Gaining weight during pregnancy is both natural and essential. But limiting the weight gained during pregnancy to a healthy amount is a whole other story, and the old adage "eating for two" certainly doesn't help.
Women may think that "being pregnant gives them the license to eat anything," said Katherine Tallmadge, a registered dietitian and an op-ed contributor to Live Science. But gaining too much weight during pregnancy can have long-term health consequences for moms, she said.
That's because it can be really, really hard to lose that extra fat after delivering, she said.
Indeed, studies show that the amount of weight a woman gains during pregnancy plays a major role in how much she'll lose after giving birth. [The Best Ways to Lose Weight After Pregnancy]
So, with that in mind, here's how to gain weight during pregnancy in a healthy way.
To gain at the rate of 1 lb. (0.45 kilograms) a week — which is the recommendation for most women in their second and third trimesters — it takes only 300 extra calories a day, on average, Tallmadge told Live Science.
A woman could get those extra calories, for example, by drinking two glasses of milk (around 100 calories each) and eating one extra serving of a whole grain (around 100 calories), Tallmadge said. Adding a serving of yogurt or fatty fish is also a great idea, she said. (Women who are overweight or obese before pregnancy are recommended to gain less than 1 lb. weekly, so they need even fewer extra calories.)
In any case, the approach should be all about eating nutritious food, Tallmadge said, noting that these guidelines aren't much different from other health guidelines, with the exception that pregnant women need slightly more calcium, iron and folic acid than other adults do. (These can come from a prenatal multivitamin, she added.)
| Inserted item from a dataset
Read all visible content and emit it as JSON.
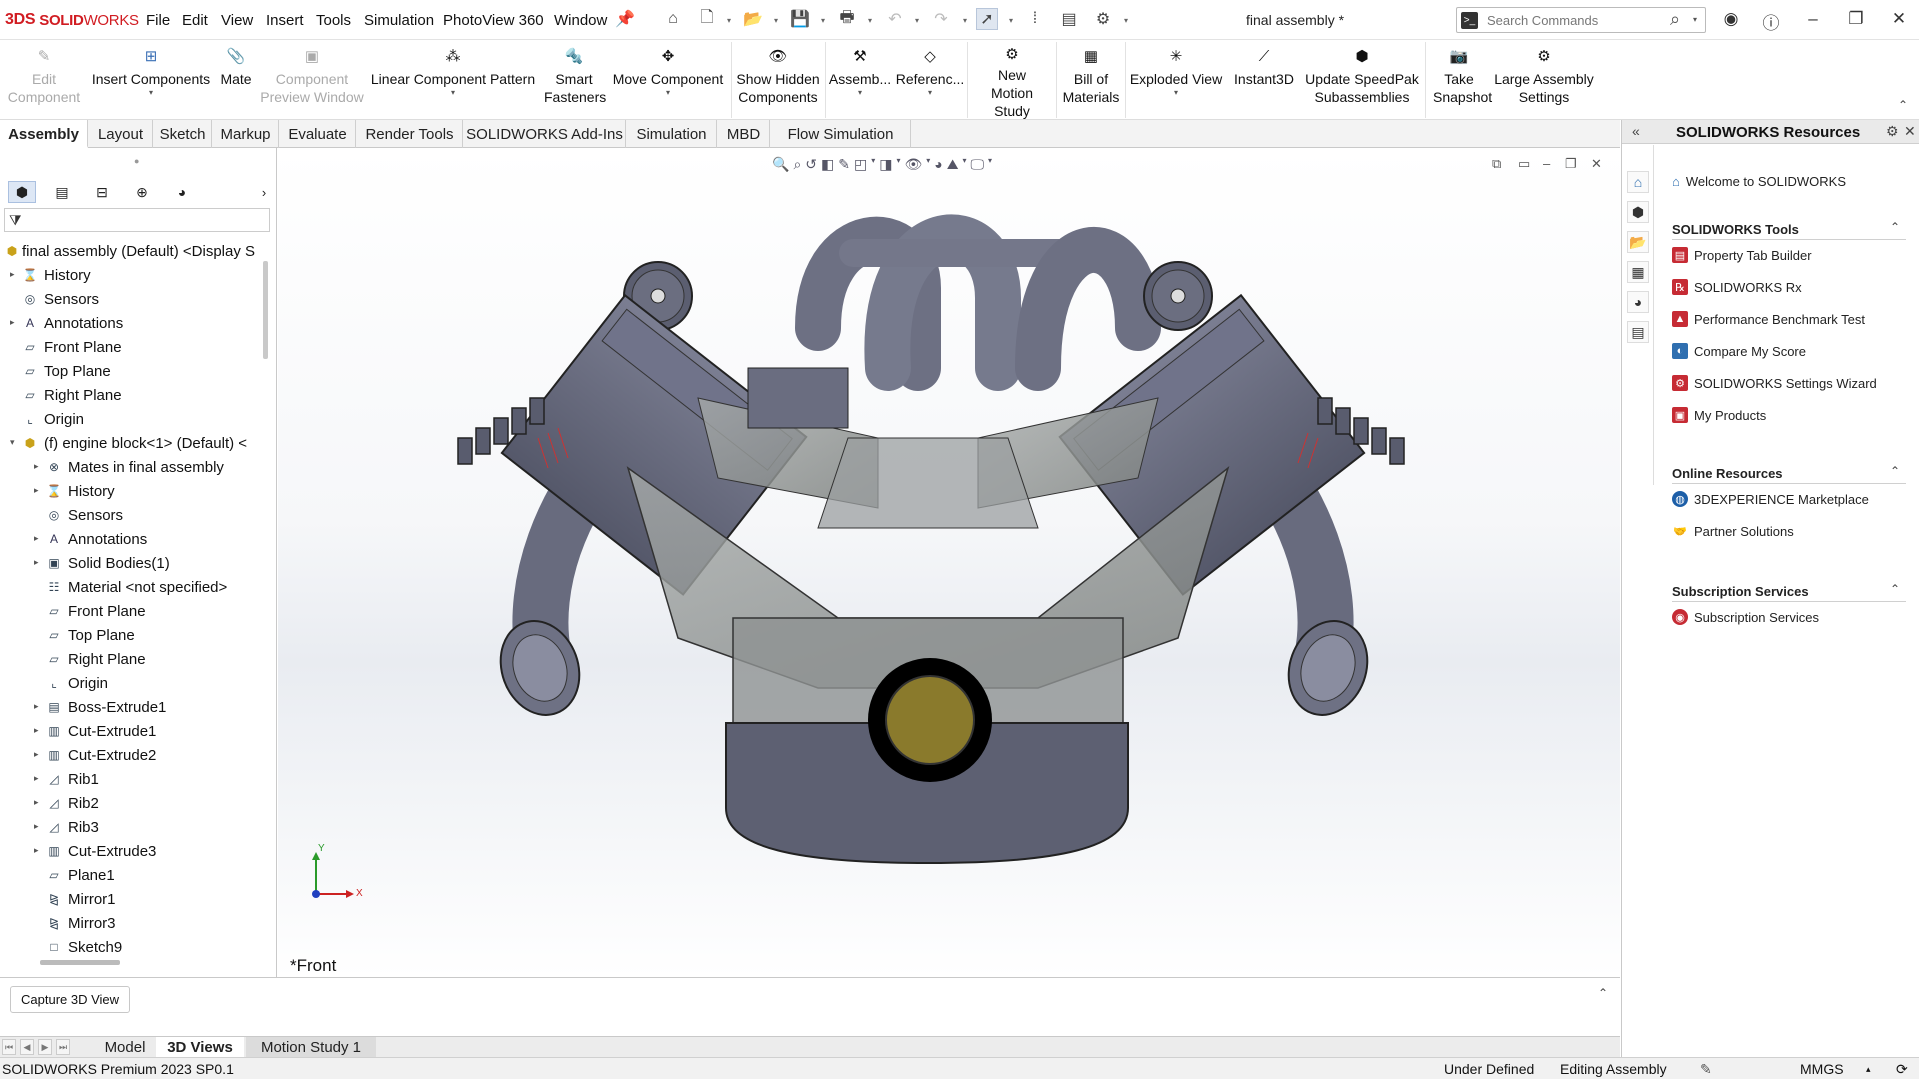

Dr. Jacinda Nicklas, an assistant professor of internal medicine at the University of Colorado School of Medicine, also said that women should increase their calories with healthy fats, such as avocados or nuts, not junk food.
Of course, weight-gain requirements change as pregnancy progresses, with the recommended number of calories increasing with each trimester.
Although it's relatively common for women to gain too much weight in the first trimester, for some, it may actually be difficult to get enough calories later in pregnancy.
During the third trimester, the developing fetus gains a lot of fat, and it's important for a pregnant woman to consume enough calories for the fetus to do so, said Kathleen Rasmussen, a professor of maternal and child nutrition at Cornell University.
But because of the growing size of the baby, and increasingly limited space in a woman's midsection, it can be difficult for women to eat large meals later in their pregnancy, Rasmussen told Live Science.
As such, Rasmussen recommends that, unless a woman is eating very-high-calorie foods, she should eat several small meals a day.